[672] in North American Network Operators' Group
Re: Funding for NAPs...
daemon@ATHENA.MIT.EDU (Avi Freedman)
Mon Oct 9 19:00:12 1995
From: Avi Freedman <freedman@netaxs.com>
To: sincos@bellcore.com (Dave Sincoskie)
Date: Mon, 9 Oct 1995 18:55:25 -0400 (EDT)
Cc: cook@cookreport.com, joliveto@cwi.net, nathan@netrail.net, dsiegel@rtd.com,
jgs@aads.net, mdz@netrail.net, nanog@merit.edu
In-Reply-To: <199510092142.RAA00212@gigabit.bellcore.com> from "Dave Sincoskie" at Oct 9, 95 05:42:27 pm
> Just to confirm, what Gordon said about the Bellcore/AADS/PB funding
> arrangement is true. AADS and PB do not receive any money from NSF for
> NAPs. Bellcore receives a small amount for coordinating the project, and for
> some network management research.
>
> Does the $2K (per month?) for connecting to the MFS NAP/MAE include access
> costs, or just the colocation charge?
> Dave
It includes access. Our 10mbit connection to MAE-East is not *at* MAE-East,
but at one of the "on-net" buildings that MFS has wired with fiber. ("Lit",
actually). In fact, there are 4 MAE-East connections there, 2 10mbit, a T3,
and a 100mbit FDDI connection.
And the 100mbit FDDI connections are a great deal: $5000/mo dedicated;
$4250/mo on the shared FDDI ring.
All prices include local loops to on-net buildings or space (which should
soon again become available) at MAE-East.

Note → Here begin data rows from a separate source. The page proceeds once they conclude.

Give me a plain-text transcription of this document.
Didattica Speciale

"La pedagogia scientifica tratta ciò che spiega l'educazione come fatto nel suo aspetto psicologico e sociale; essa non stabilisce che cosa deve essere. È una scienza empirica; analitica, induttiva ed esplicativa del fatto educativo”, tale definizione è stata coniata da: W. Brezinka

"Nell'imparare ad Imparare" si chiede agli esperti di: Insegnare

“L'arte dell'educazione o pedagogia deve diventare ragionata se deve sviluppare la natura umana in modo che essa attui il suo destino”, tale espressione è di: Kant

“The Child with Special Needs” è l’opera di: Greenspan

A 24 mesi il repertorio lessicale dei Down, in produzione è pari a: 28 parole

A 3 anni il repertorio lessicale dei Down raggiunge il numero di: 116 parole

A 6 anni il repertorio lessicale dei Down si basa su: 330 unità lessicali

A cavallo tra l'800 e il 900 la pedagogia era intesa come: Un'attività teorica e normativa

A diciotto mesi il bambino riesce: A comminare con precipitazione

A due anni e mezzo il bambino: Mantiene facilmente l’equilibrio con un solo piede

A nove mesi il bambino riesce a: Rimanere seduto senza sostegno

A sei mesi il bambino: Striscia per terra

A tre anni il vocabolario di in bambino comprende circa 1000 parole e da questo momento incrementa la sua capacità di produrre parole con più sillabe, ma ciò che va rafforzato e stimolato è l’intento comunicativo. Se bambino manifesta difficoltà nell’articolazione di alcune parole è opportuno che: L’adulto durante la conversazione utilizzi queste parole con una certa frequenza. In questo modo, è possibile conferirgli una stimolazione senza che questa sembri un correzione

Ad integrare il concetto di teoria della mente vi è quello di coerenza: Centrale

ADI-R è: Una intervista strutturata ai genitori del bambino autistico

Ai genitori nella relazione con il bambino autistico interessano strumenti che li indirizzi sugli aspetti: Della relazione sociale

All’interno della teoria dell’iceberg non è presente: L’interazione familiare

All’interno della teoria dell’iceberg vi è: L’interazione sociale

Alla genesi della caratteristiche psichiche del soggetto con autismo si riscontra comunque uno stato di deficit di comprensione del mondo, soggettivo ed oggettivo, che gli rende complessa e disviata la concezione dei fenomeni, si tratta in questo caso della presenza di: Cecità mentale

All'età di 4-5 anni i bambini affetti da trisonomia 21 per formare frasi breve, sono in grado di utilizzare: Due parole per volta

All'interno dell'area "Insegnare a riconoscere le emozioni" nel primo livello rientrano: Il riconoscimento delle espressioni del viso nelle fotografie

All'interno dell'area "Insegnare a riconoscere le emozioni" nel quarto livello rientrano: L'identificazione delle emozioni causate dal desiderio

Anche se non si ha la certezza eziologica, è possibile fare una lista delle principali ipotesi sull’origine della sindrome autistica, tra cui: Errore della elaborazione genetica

Until the Gigaswitch was in, it was easy to see how they made money -
etherswitches and Netedge boxes aren't *that* expensive, plus since MAE-East
was originally mostly colocated stuff, they made money on the local loops
(well, MFS Telecom did).
And up here in Philadelphia, MFS is taking a T3 to Pennsauken and providing
4 10mbit connections off of it for $4k/month. They make out great on the
deal the customers save a few thousand a month until they need a FDDI
connection/co-location (which isn't available now @ SprintNAP anyway).
MFS asked about doing a MAE-Philadelphia but my advice was that the bigger
entities would show up at Pennsauken. Net Access is working on a Frame/SMDS
peering plan - the RFC will go out to the ISPs/NSPs with Frame connectivity
later this month. Basically, those providers with T1 frame and/or multi-
megabit SMDS connections may want to peer with each other over the Bell
clouds to keep some traffic local, independant of larger peering plans.